Cyber4Z in short

Cyber4Z started in 2015 with two specialists experienced in the cybersecurity domain. We now have a team with various capabilities in the field of strategic and tactical design of cyber security, IT, Privacy and Blockchain technology.

In addition, we are involved in technical and tactical implementations of complex security challenges that focus on the acceptance of new technologies in a pragmatic way. With our expertise and experience, we can guarantee the business objectives of our clients. These are widely determined by laws and regulations, customer requirements and rules of compliance.

  • Predict

  • Prevent

  • Detect

  • Respond

  • Remediate

Who are we?

Our team consists of certified professionals. Quality is our top priority. The technical and tactical implementations we deliver from the strategic design can be externally certified against the ISO9001, ISO27001, NEN7510 or other standards. Therewith we can have our quality tested externally as well. In addition, we provide operational knowledge when it comes to technical security assessments such as penetration tests, project management, SOC / SIEM propositions with connecting services such as log management, vulnerability and compliance management, patch management, training in the field of privacy, security and blockchain technology.

More about Cyber4Z

Our clients

Monthly cybernote: June 2020

NCSC warns companies about vulnerable VPN software

There has been an increase in the number of scans by state actors for vulnerable VPN software and named SMEs are at risk, the government's National Cyber ​​Security Center (NCSC) warns. "The NCSC has learned from a reliable source that state actors in the Netherlands are still actively scanning for VPN vulnerabilities," the government agency said. This would include the VPN software from Pulse Secure and Fortinet.

According to the NCSC, many organizations have now taken measures to remedy the vulnerabilities in their VPN software. They are SMEs by name that have still not patched their VPN software. This includes brokers, consultancies, producers of goods, construction companies and other suppliers.

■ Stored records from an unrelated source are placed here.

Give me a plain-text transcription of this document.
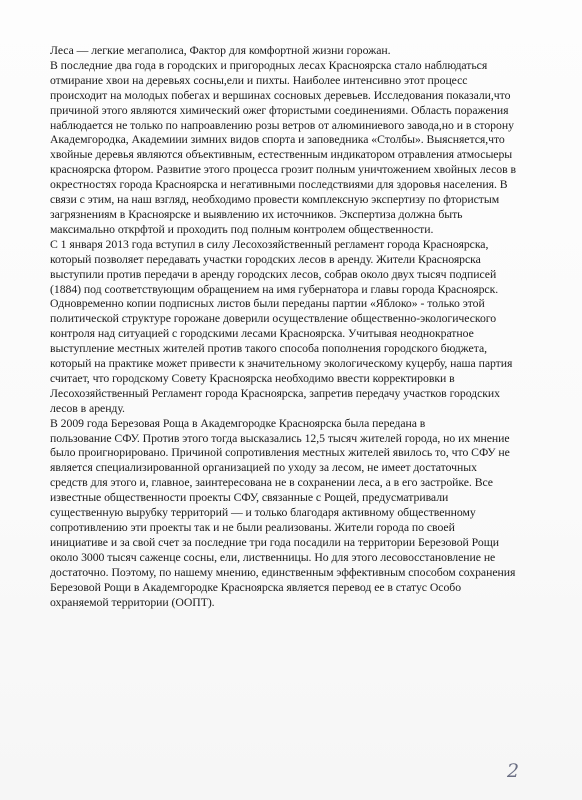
Леса — легкие мегаполиса, Фактор для комфортной жизни горожан.

В последние два года в городских и пригородных лесах Красноярска стало наблюдаться
отмирание хвои на деревьях сосны,ели и пихты. Наиболее интенсивно этот процесс
происходит на молодых побегах и вершинах сосновых деревьев. Исследования показали,что
причиной этого являются химический ожег фтористыми соединениями. Область поражения
наблюдается не только по напроавлению розы ветров от алюминиевого завода,но и в сторону
Академгородка, Академиии зимних видов спорта и заповедника «Столбы». Выясняется,что
хвойные деревья являются объективным, естественным индикатором отравления атмосыеры
красноярска фтором. Развитие этого процесса грозит полным уничтожением хвойных лесов в
окрестностях города Красноярска и негативными последствиями для здоровья населения. В
связи с этим, на наш взгляд, необходимо провести комплексную экспертизу по фтористым
загрязнениям в Красноярске и выявлению их источников. Экспертиза должна быть
максимально открфтой и проходить под полным контролем общественности.

С 1 января 2013 года вступил в силу Лесохозяйственный регламент города Красноярска,
который позволяет передавать участки городских лесов в аренду. Жители Красноярска
выступили против передачи в аренду городских лесов, собрав около двух тысяч подписей
(1884) под соответствующим обращением на имя губернатора и главы города Красноярск.
Одновременно копии подписных листов были переданы партии «Яблоко» - только этой
политической структуре горожане доверили осуществление общественно-экологического
контроля над ситуацией с городскими лесами Красноярска. Учитывая неоднократное
выступление местных жителей против такого способа пополнения городского бюджета,
который на практике может привести к значительному экологическому куцербу, наша партия
считает, что городскому Совету Красноярска необходимо ввести корректировки в
Лесохозяйственный Регламент города Красноярска, запретив передачу участков городских
лесов в аренду.

В 2009 года Березовая Роща в Академгородке Красноярска была передана в
пользование СФУ. Против этого тогда высказались 12,5 тысяч жителей города, но их мнение
было проигнорировано. Причиной сопротивления местных жителей явилось то, что СФУ не
является специализированной организацией по уходу за лесом, не имеет достаточных
средств для этого и, главное, заинтересована не в сохранении леса, а в его застройке. Все
известные общественности проекты СФУ, связанные с Рощей, предусматривали
существенную вырубку территорий — и только благодаря активному общественному
сопротивлению эти проекты так и не были реализованы. Жители города по своей
инициативе и за свой счет за последние три года посадили на территории Березовой Рощи
около 3000 тысяч саженце сосны, ели, лиственницы. Но для этого лесовосстановление не
достаточно. Поэтому, по нашему мнению, единственным эффективным способом сохранения
Березовой Рощи в Академгородке Красноярска является перевод ее в статус Особо
охраняемой территории (ООПТ).

2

The NCSC advises organizations to provide the latest security updates about their VPN software. In case it cannot be established with certainty that attackers have already gained access to the VPN systems, it is recommended to delete all VPN accounts and create them with new passwords and preferably with new usernames. Furthermore, it is indicated to apply two-factor authentication and to check log files.

The NCSC warning is not an isolated one. U.S. Government Cyber ​​Security and Infrastructure Security Agency (CISA) increasingly attacks vulnerabilities in VPN software, primarily in Citrix software (CVE-2019-19781) and Pulse Secure (CVE-) 2019-11510). Last week, the Australian government released an overview of how attackers know how to invade systems. These included known vulnerabilities in Pulse Secure VPN, Fortigate SSL VPN, and Citrix Application Delivery Controller (ADC) / Citrix Gateway.